Songwriter Jim Steinman has died at age 73, Variety reports. The Connecticut state medical examiner confirmed that the composer and record producer died on Monday, and a cause of death has not been disclosed. TMZ reports that the death may have been sudden, as there was a medical emergency call to Steinman's home around 3:30 a.m. on Sunday to transport a male patient.
Steinman was a lyricist, composer and producer known for his dramatic style, which lent itself to hits for artists like Meat Loaf, Bonnie Tyler, Celine Dion and Barry Manilow, and his work spanned multiple genres including adult contemporary, rock and roll, dance, pop, musical theater and film scores. He worked on Meat Loaf's 1977 debut album Bat Out of Hell, which is one of the best-selling albums of all time, and collaborated with the singer on multiple other albums including Dead Ringer (1981), Bat Out of Hell II: Back Into Hell (1993) and Braver Than We Are (2016).

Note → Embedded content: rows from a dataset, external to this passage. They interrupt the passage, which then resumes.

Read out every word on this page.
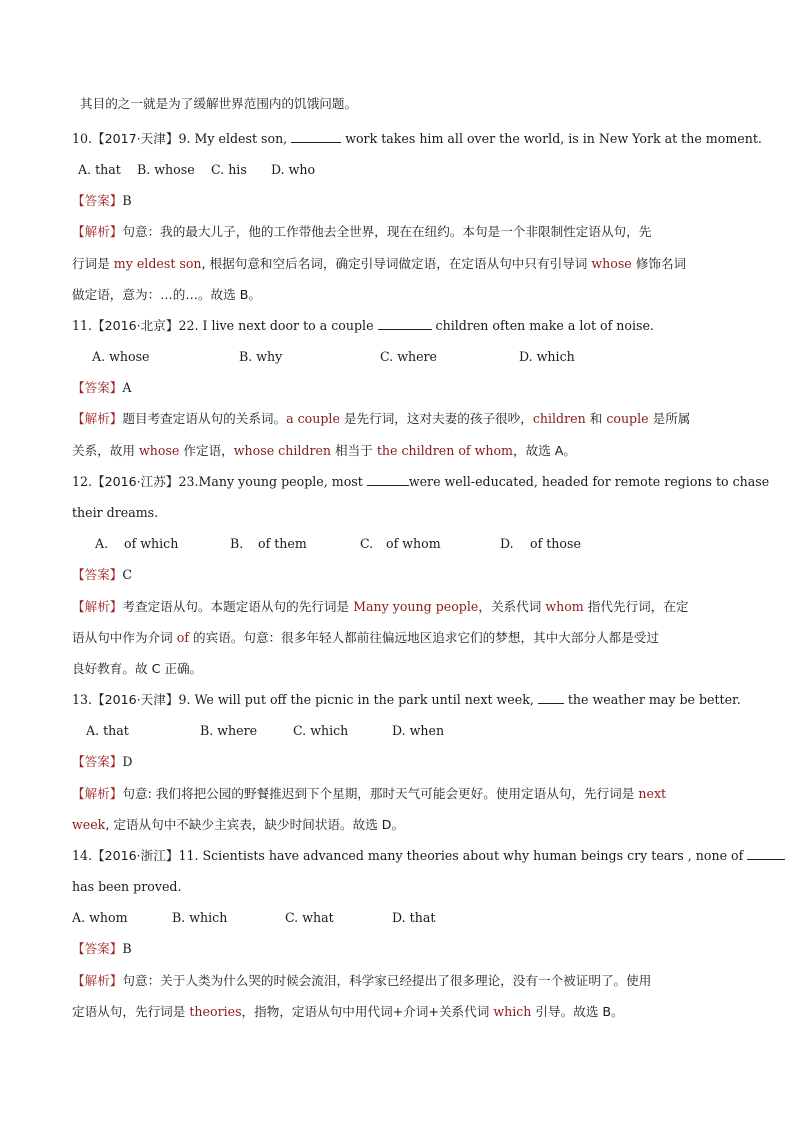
其目的之一就是为了缓解世界范围内的饥饿问题。
10.【2017·天津】9. My eldest son,	work takes him all over the world, is in New York at the moment.
A. that B. whose C. his D. who
【答案】B
【解析】句意：我的最大儿子，他的工作带他去全世界，现在在纽约。本句是一个非限制性定语从句，先
行词是 my eldest son, 根据句意和空后名词，确定引导词做定语，在定语从句中只有引导词 whose 修饰名词
做定语，意为：…的…。故选 B。
11.【2016·北京】22. I live next door to a couple	children often make a lot of noise.
A. whose	B. why	C. where	D. which
【答案】A
【解析】题目考查定语从句的关系词。a couple 是先行词，这对夫妻的孩子很吵，children 和 couple 是所属
关系，故用 whose 作定语，whose children 相当于 the children of whom，故选 A。
12.【2016·江苏】23.Many young people, most	were well-educated, headed for remote regions to chase
their dreams.
A. of which	B. of them	C. of whom	D. of those
【答案】C
【解析】考查定语从句。本题定语从句的先行词是 Many young people，关系代词 whom 指代先行词，在定
语从句中作为介词 of 的宾语。句意：很多年轻人都前往偏远地区追求它们的梦想，其中大部分人都是受过
良好教育。故 C 正确。
13.【2016·天津】9. We will put off the picnic in the park until next week,  the weather may be better.
A. that	B. where	C. which	D. when
【答案】D
【解析】句意: 我们将把公园的野餐推迟到下个星期，那时天气可能会更好。使用定语从句，先行词是 next
week, 定语从句中不缺少主宾表，缺少时间状语。故选 D。
14.【2016·浙江】11. Scientists have advanced many theories about why human beings cry tears , none of
has been proved.
A. whom	B. which	C. what	D. that
【答案】B
【解析】句意：关于人类为什么哭的时候会流泪，科学家已经提出了很多理论，没有一个被证明了。使用
定语从句，先行词是 theories，指物，定语从句中用代词+介词+关系代词 which 引导。故选 B。
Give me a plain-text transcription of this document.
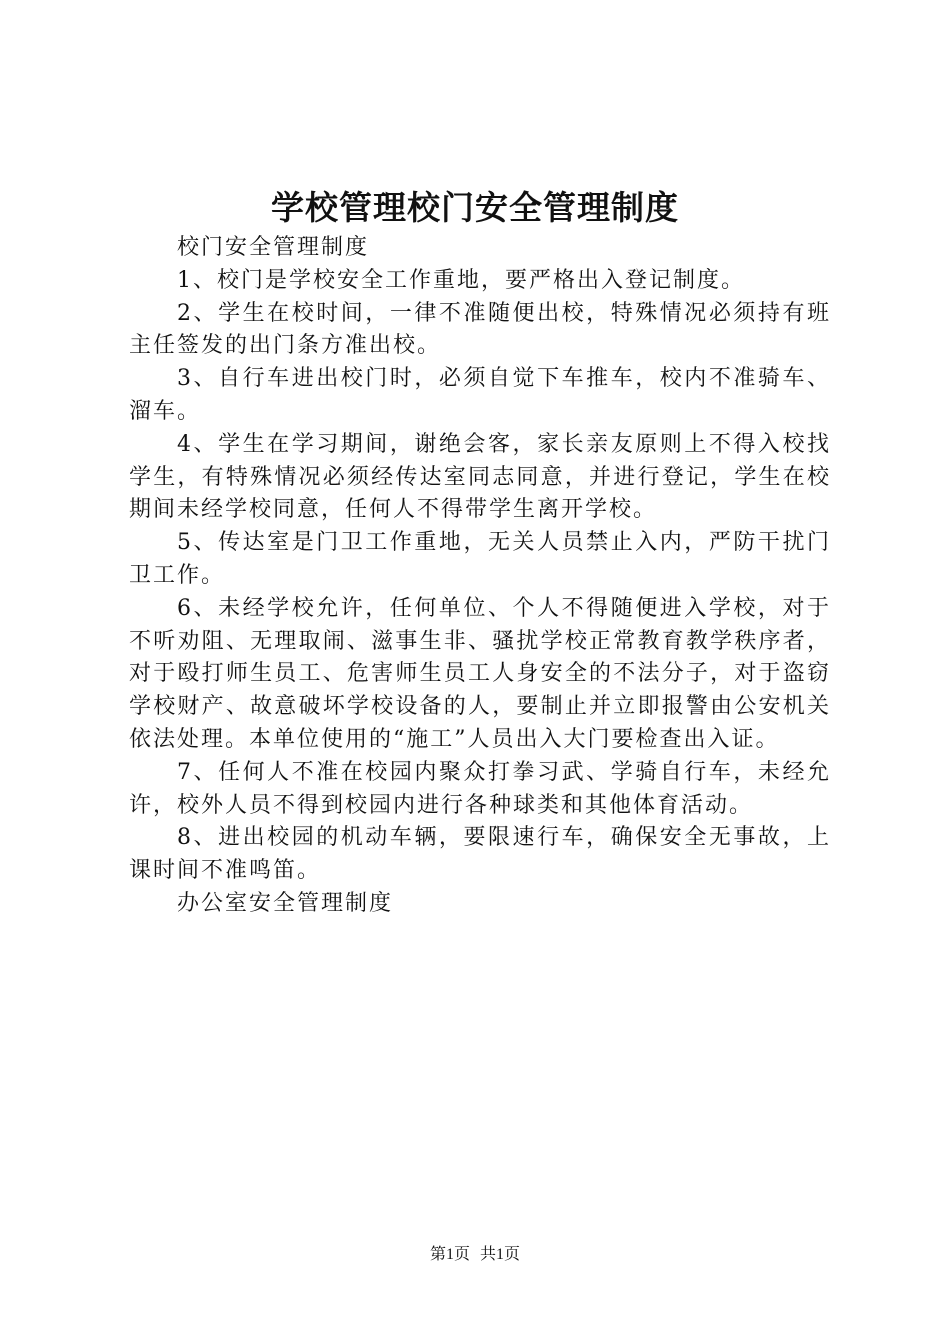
学校管理校门安全管理制度

校门安全管理制度

1、校门是学校安全工作重地，要严格出入登记制度。

2、学生在校时间，一律不准随便出校，特殊情况必须持有班主任签发的出门条方准出校。

3、自行车进出校门时，必须自觉下车推车，校内不准骑车、溜车。

4、学生在学习期间，谢绝会客，家长亲友原则上不得入校找学生，有特殊情况必须经传达室同志同意，并进行登记，学生在校期间未经学校同意，任何人不得带学生离开学校。

5、传达室是门卫工作重地，无关人员禁止入内，严防干扰门卫工作。

6、未经学校允许，任何单位、个人不得随便进入学校，对于不听劝阻、无理取闹、滋事生非、骚扰学校正常教育教学秩序者，对于殴打师生员工、危害师生员工人身安全的不法分子，对于盗窃学校财产、故意破坏学校设备的人，要制止并立即报警由公安机关依法处理。本单位使用的“施工”人员出入大门要检查出入证。

7、任何人不准在校园内聚众打拳习武、学骑自行车，未经允许，校外人员不得到校园内进行各种球类和其他体育活动。

8、进出校园的机动车辆，要限速行车，确保安全无事故，上课时间不准鸣笛。

办公室安全管理制度

第1页 共1页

Following the release of Bat Out of Hell, Steinman wrote a number of hits including Tyler’s "Total Eclipse of the Heart" and "Holding Out for a Hero," Manilow’s "Read ‘Em and Weep," Air Supply’s "Making Love Out of Nothing at All" Barbra Streisand's "Left in the Dark" and Dion’s "It’s All Coming Back to Me Now," which was originally released by Steinman's project Pandora's Box. For 3 straight weeks in 1983, Steinman was responsible for the No. 1 and No. 2 songs on the Billboard Hot 100 chart, when "Total Eclipse of the Heart" was at No. 1 and "Making Love Out of Nothing at All" was at No. 2.
"I would do almost anything for what I create," Steinman in an interview quoted on his website. "I can be like a savage mother wolf protecting a cub when it comes to a song." In addition to his work with artists, he also composed the score for the 2017 musical Bat Out of Hell and wrote the lyrics for Andrew Lloyd Webber’s 1996 West End musical Whistle Down the Wind and contributed to film soundtracks for Shrek 2, A Small Circle of Friends and Rude Awakening. "I've been called over the top," he said. "How silly. If you don't go over the top, you can't see what's on the other side."